Ao final dos anos 60, Rousseff deixou Galeno por Carlos Araújo, outro proeminente militante. Ele ficaram juntos por vinte e cinco anos; sua filha, agora com mais de trinta, é uma promotora pública. Em 1994, quando Rousseff descobriu que Araújo tivera um filho com outra mulher, o casamento se rompeu, mas hoje eles mantêm uma relação cordial. Ela e Araújo são conhecidos por terem (supostamente) planejado a operação mais bem sucedida, financeiramente, da resistência ao regime: o roubo, em 1969, de dois milhões e meio de dólares de um cofre na casa da amante do ex-governador de São Paulo. No início dos anos 70, os militares finalmente a capturaram. Ela passou três anos na prisão, onde foi sujeita a toda espécie de torturas.

Depois que foi libertad, e já recuperada psicologicamente, Rousseff graduou-se em Economia e depois trabalhou numa consultoria. Ela juntou-se ao principal partido do Rio Grande do Sul, o Partido Democrático Trabalhista, o PDT, e logo começou a assumir posições no governo em Porto Alegre, onde sua filha vive hoje. Nos anos 80, estava claro que ela havia encontrado sua vocação como burocrata. Ela ascendeu à posição de secretaria de Energia no governo estadual do Rio Grande do Sul, onde ela conheceu Lula e o impressionou tão fortemente que ele decidiu nomeá-la Ministra de Energia em sua administração.

Perto do final da presidência de FHC, havia frequentes “apagões” no país, uma das razões pelas quais ele jamais seria tão popular como Lula seria. Quando Dilma Rousseff foi Ministra de Energia no governo Lula, não houve mais apagões. Ela fez uma série de ousadas intervenções na logística do setor, com resultados impressionantes. Rousseff é uma ávida consumidora de alta cultura – ópera, literatura (ela fez uma visita certa feita a casa de Marcel Proust, no interior da França), artes, filosofia, teatro – mas ela ascendeu no poder porque era inteligente e durona e podia fazer as coisas acontecerem no Brasil.

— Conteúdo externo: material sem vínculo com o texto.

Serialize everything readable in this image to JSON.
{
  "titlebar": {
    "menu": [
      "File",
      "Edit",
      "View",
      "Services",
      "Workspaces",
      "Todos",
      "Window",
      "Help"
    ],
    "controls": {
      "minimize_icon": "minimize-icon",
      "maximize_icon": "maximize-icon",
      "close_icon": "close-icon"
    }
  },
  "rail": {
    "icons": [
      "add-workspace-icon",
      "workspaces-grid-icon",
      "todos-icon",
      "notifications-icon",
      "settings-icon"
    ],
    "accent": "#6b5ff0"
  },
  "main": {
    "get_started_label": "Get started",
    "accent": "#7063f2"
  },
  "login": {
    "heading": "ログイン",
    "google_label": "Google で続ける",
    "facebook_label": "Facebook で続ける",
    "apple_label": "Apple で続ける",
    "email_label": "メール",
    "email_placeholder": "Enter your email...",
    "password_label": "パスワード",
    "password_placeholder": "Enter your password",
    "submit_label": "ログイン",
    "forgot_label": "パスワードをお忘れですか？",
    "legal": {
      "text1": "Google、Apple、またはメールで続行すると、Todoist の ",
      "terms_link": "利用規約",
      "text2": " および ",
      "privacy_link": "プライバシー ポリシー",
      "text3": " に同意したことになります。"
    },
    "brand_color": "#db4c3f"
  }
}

Dilma é tão diferente de Lula quanto Lula era de FHC. Lula não prestava atenção aos detalhes; Dilma conhece os detalhes de tudo. Ele era mais político, ela é mais diplomática. Como Paulo Sotero, que dirige o Instituto Brazil do Centro de Estudos Woodrow Wilson, em Washington DC, define: “Dilma compreende tudo em que Lula acredita”. David Rothkopf, um consultor americano de política externa, que participou de encontros com Dilma, me disse que “ela comanda a sala. As pessoas a obedecem. Ela está acostumada a isso. Ela sempre vem preparada. Você sabe para onde as coisas vão. E tem uma reputação algo intimidante.” Glauco Arbix, que dirige uma agência governamental chamada Finep (a principal ferramenta de financiamento para pesquisas em inovação científica e tecnológica, uma tarefa que os americanos nunca confiariam a uma agência governamental), e que trabalhou com Lula e com Dilma, observa: “Ela tem um estilo diferente, totalmente diferente. Ela é uma economista por prática. Ela tem uma metodologia; ela procura coerência, razão. Eu não sei se essas qualidades são de grande valia para um presidente. Elas reduzem a sua flexibilidade. ” Ele acrescentou, sobre Lula, “se ele gostasse de voce, e você lhe apresentasse um projeto, ele diria: vai em frente, meu filho. Ela quer saber como você vai organizar as coisas, quais as suas expectativas, como você medirá os resultados.”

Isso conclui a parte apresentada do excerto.